Nel caso in cui il datore di lavoro voglia applicare le c.d. clausole elastiche per cambiare la collocazione temporale della prestazione lavorativa, dovrà darne comunicazione al lavoratore con un preavviso di almeno due giorni e questi dovrà esprimere il suo consenso per iscritto.
- Ma cosa accade se il datore di lavoro di sua iniziativa procede ad una variazione dell’orario di lavoro stabilendo un orario part-time diverso o una diversa sua collocazione nella giornata in assenza di clausola elastica?
- E, inoltre, può la mancata accettazione della modifica nell’orario di lavoro da parte del lavoratore costituire oggetto di licenziamento?
Secondo i giudici di legittimità in caso di rifiuto della proposta datoriale di modifica della collocazione dell’orario part-time, il dipendente può essere legittimamente licenziato solo se il recesso non è stato intimato a causa del diniego opposto, ma in ragione dell’impossibilità di utilizzo della prestazione con le precedenti modalità orarie per effettive ragioni economiche dimostrate dal datore di lavoro.

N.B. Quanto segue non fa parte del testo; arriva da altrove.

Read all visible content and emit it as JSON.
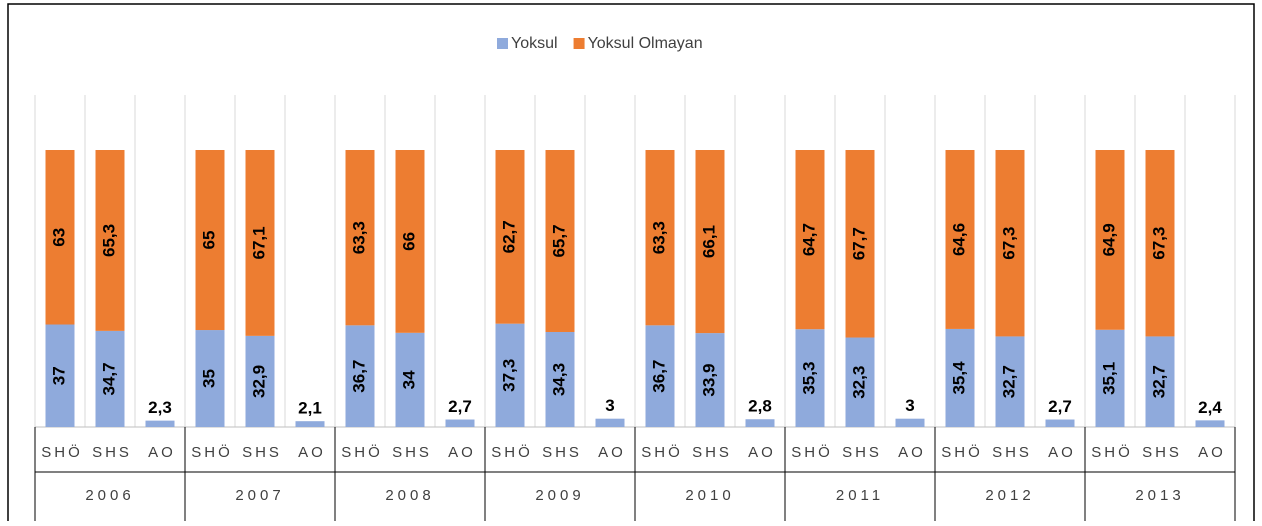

Occorre, dunque, che il datore dia prova non solo dell’effettività delle ragioni addotte per il cambiamento dell’orario, ma anche dell’impossibilità di un utilizzo altrimenti della prestazione (con modalità orarie differenti), quale elemento costitutivo del giustificato motivo oggettivo.
Pertanto, il datore di lavoro può modificare la collocazione temporale del lavoratore a condizione che quest’ultimo ne dia accettazione per iscritto. In caso di mancato consenso, il lavoratore non potrà essere licenziato. Il datore potrà, invece, procedere al licenziamento per giustificato motivo oggettivo laddove provi che non sussistano ulteriori soluzioni occupazionali o orari diversi all’interno dei quali collocare la prestazione lavorativa quali vie alternative al licenziamento.
Nella suindicata sentenza, dunque, la Corte di Cassazione dimostra di operare un bilanciamento di interessi: se da una parte la pronuncia degli Ermellini si pone a garanzia della protezione legale che attribuisce al lavoratore il diritto di opporre un legittimo rifiuto alla proposta datoriale- rifiuto che non può costituire sic et simpliciter ragione e presupposto di licenziamento- dall’altra fa salvo l’altrettanto legittimo diritto di recesso del datore di lavoro quando il rifiuto alla proposta di trasformazione entri in contrasto con le ragioni di carattere organizzativo.